Taking It Into Your Own Hands
Brace yourselves, as I’m about to reveal something: I’ve never played on an Oculus Quest 2. Not really a shock, as I’ve made it clear I’ve barely touched VR. As I say, don’t expect an in-depth analysis about the nuances of the system. This is pure layman, from here on in.
In the simplest terms, playing After the Fall with the Oculus Quest 2 is very, very fun. Movement is still thumbstick based, which took some getting used to with head movements as well. Using the left to move reminded me of the Wii, of all things, whilst the combination of the right and head was pretty seamless when I got the hang of it.
But that’s not as exciting as the gunplay, the important bit. Of the weapons in the game, I had a two-handed light machine gun and shotgun at my disposal. Both could be fired with one hand, but the better control (and reloading) required both hands… just like a real gun, funnily enough.
So that’s your “technical aspect” covered, let’s look at the meat of this preview: whether After the Fall is any good or not.
From My Not-As-Cold-As-Theirs, Dead Hands
After the initial confusion and faff of getting to grips with it, like riding a bike after twenty years, I was having an absolute blast with After the Fall. This preview allowed us on the Boulevard stage, which was a perfect excuse to try out a variety of the game’s set piece/battle types.
Firing guns with the Quest 2 felt awesome, to put it bluntly. Machine gun in the right hand, holding the left trigger to take steadier aim in the left was as close to holding something tangible as you can get in VR. Manually reloading my machine gun was great, as was actually lifting the chamber(?) of the weapon and shaking out the magazine out.
The shotgun was also a blast to… err, blast. Held in my left, manually pumping it with my right again felt odd to begin with, having never done it before. But once I’d became “a pro” at it, I was firing one handed between each chambered shell.

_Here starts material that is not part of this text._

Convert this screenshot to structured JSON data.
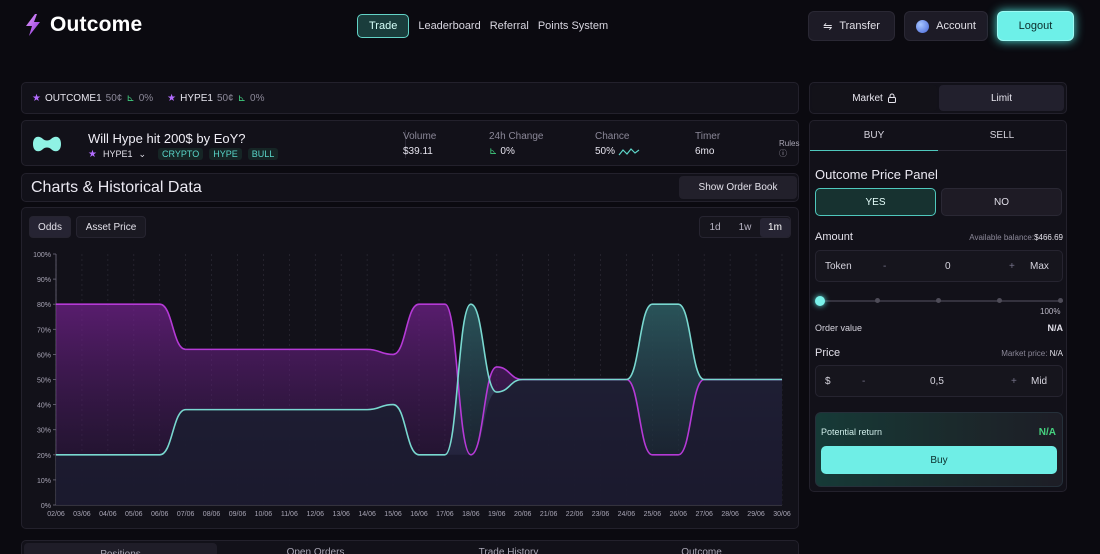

I felt invincible standing behind the level’s final boss, holding it like Arnie does the Winchester in Terminator 2.
It Warmed Me Up
To wrap this up, then, has After the Fall changed my mind on VR? Well, as the header above gives away: yes. I came away from the event grinning, very impressed with what I’d played at DNA VR. Having not heard about After the Fall much prior to the event, I essentially went in blind.
Now, even a few weeks after, I want to delve back in and find out what’s going on. The only hypothetical take away from this is I, personally, can’t see this being much fun on my own. That I was partnered up with others made it entertaining (particularly BeardoBenjo and I realising you can do the loser sign to each other), yet I don’t know if I’d feel that same enjoyment solo.
Anyway, that’s personal preference. I know some people enjoy the immersive VR experience on their own as much as others do team games. The conclusion I’m going for here is: as someone who didn’t have a lot of experience or fuss about VR, it’s changed my mind that this is a medium that continues to rise.
And if you are reading this, as an Oculus Quest 2 owner, you should really get After the Fall. If only to play around with the guns and strike cool movie poses.